Thankfully, because of the Pandemic and All-Hazards Preparedness Act, we have been better prepared to respond to Zika and other recent threats.  But this work is never done, and we must always remain vigilant when it comes to medical and public health preparedness and response. 

The next threat may be naturally-occurring or it may be the result of a deliberate attack. And we need to be prepared for all of them.  After 9/11, Congress established the BioShield Special Reserve Fund to encourage the development of countermeasures that meet specific requirements for use against chemical, biological, radiological, and nuclear agents that the Department of Homeland Security has determined pose a material threat against the United States population sufficient to affect national security.  These are threats like anthrax, Ebola, hemorrhagic fever, and small pox.  And like Zika, the American people expect us to be ready to respond to these threats. 

Unfortunately, I’m not going to be able to support the amendment offered by my colleagues from Florida because it would gut BioShield.  The President’s Fiscal Year 2017 Budget proposed decreasing BioShield’s funding by $160 million, and then weeks later, the Administration proposed raiding it.  These actions do not instill confidence that the federal government is prepared to handle these threats and will be a committed partner in these public-private partnerships—partnerships that are critical for defeating Zika.  I want to work with the Administration to improve the nation’s biodefense preparedness and response, especially with regard to emerging, infectious diseases, but gutting BioShield is not the answer.
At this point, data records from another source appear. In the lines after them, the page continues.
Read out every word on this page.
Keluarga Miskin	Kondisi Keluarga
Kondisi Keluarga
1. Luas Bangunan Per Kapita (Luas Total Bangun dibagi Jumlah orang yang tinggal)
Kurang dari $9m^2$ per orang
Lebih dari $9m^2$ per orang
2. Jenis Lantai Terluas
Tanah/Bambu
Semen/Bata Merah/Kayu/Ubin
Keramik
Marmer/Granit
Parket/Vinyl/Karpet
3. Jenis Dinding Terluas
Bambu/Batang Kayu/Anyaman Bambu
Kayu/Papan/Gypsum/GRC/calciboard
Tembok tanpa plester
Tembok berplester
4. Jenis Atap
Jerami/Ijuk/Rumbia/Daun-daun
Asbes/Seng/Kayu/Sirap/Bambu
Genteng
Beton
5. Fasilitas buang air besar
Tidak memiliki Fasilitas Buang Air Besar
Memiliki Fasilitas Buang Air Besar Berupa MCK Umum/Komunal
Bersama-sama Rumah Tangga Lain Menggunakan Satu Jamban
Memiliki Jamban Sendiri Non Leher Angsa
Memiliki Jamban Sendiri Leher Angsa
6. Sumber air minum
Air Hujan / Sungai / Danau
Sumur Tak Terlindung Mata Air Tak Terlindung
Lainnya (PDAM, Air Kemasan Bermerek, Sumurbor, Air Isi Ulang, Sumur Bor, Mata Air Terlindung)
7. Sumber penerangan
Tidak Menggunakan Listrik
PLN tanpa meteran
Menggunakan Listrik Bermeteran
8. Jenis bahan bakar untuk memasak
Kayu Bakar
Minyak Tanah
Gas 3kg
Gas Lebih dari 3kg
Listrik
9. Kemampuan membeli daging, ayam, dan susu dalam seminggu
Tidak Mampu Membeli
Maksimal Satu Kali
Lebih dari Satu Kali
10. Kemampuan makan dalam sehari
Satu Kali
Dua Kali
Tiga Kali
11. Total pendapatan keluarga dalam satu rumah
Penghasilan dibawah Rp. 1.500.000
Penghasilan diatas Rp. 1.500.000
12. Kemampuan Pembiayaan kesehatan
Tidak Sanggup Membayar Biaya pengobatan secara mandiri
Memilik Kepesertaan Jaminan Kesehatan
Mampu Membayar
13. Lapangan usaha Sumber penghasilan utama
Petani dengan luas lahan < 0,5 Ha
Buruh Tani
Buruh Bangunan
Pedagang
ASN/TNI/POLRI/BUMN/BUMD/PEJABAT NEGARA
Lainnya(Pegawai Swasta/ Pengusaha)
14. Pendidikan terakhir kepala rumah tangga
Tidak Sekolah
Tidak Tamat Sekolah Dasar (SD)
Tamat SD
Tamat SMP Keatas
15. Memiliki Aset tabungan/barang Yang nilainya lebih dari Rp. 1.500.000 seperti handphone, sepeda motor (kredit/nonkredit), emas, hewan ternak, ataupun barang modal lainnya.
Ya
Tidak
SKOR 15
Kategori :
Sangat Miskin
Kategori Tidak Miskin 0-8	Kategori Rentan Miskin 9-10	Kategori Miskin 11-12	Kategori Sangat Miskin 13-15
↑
I also want to take a moment and talk about the Biomedical Advanced Research and Development Authority, or BARDA as I like to call it.  BARDA is helping innovators navigate the development “valley of death” by supporting advanced research and development of medical countermeasures and spurring innovation, like platform technologies, to ensure that we are as nimble as possible when confronted with a serious public health threat.  BARDA is on the front lines of combatting Zika because it is the linchpin in advancing medical countermeasures.  It is critical that we support BARDA in fulfilling its mission.

The Blue Ribbon Study Panel on Biodefense recently issued a report that found that there are “serious gaps and inadequacies that continue to leave the Nation vulnerable to threats from nature and terrorists alike.”  We cannot lose our focus on preparing for the threats we have identified.  By strengthening our work in this area we will be better prepared for the next naturally-occurring threat.  Regardless of the threat, we know the American people expect us to protect them from it and be prepared to combat it.  Today this threat is Zika.  Two years ago it was Ebola.  The years before that, novel flu strains.  We don’t know what the next threat will be or how it will arise, but by staying focused on identified threats and being vigilant to finish what we start, we will be better prepared for the next threat, whether naturally-occurring or the result of a deliberate attack. 
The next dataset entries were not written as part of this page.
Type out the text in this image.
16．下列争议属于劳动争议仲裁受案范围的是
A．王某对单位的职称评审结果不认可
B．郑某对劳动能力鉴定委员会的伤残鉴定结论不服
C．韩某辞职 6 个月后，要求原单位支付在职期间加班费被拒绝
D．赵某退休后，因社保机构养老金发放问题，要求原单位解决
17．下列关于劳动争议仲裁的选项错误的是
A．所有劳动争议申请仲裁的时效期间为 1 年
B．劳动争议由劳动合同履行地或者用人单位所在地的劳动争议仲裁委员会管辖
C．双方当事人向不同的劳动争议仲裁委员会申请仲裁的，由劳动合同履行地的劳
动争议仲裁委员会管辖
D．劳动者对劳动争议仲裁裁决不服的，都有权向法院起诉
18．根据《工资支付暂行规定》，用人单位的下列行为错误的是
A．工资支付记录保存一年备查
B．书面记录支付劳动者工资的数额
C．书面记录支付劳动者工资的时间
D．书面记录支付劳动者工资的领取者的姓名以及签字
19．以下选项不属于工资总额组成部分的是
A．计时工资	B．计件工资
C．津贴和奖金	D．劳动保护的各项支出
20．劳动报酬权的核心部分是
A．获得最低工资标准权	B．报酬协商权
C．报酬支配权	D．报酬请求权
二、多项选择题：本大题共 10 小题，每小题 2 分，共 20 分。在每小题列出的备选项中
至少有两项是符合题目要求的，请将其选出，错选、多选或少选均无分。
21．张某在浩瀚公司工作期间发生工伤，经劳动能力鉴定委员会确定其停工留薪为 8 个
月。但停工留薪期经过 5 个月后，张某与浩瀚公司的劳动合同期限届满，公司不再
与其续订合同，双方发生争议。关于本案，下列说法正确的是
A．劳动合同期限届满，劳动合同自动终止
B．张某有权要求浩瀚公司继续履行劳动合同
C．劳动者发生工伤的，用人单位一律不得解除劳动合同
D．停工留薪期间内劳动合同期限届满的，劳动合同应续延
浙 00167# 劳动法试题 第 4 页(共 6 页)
I strongly support the Blunt-Murray Zika amendment because it will help protect the women, babies, and families threatened by the Zika virus in North Carolina and across the United States.  It will also ensure that we continue to make progress against the full range of threats we may face.  I believe we must confront the threat of Zika with the resources this tragic virus demands and the compassion the women and children threatened by it deserve.  The Blunt-Murray amendment does both and I look forward to supporting it and continuing to fight to ensure Americans are protected from Zika and all other threats we may face.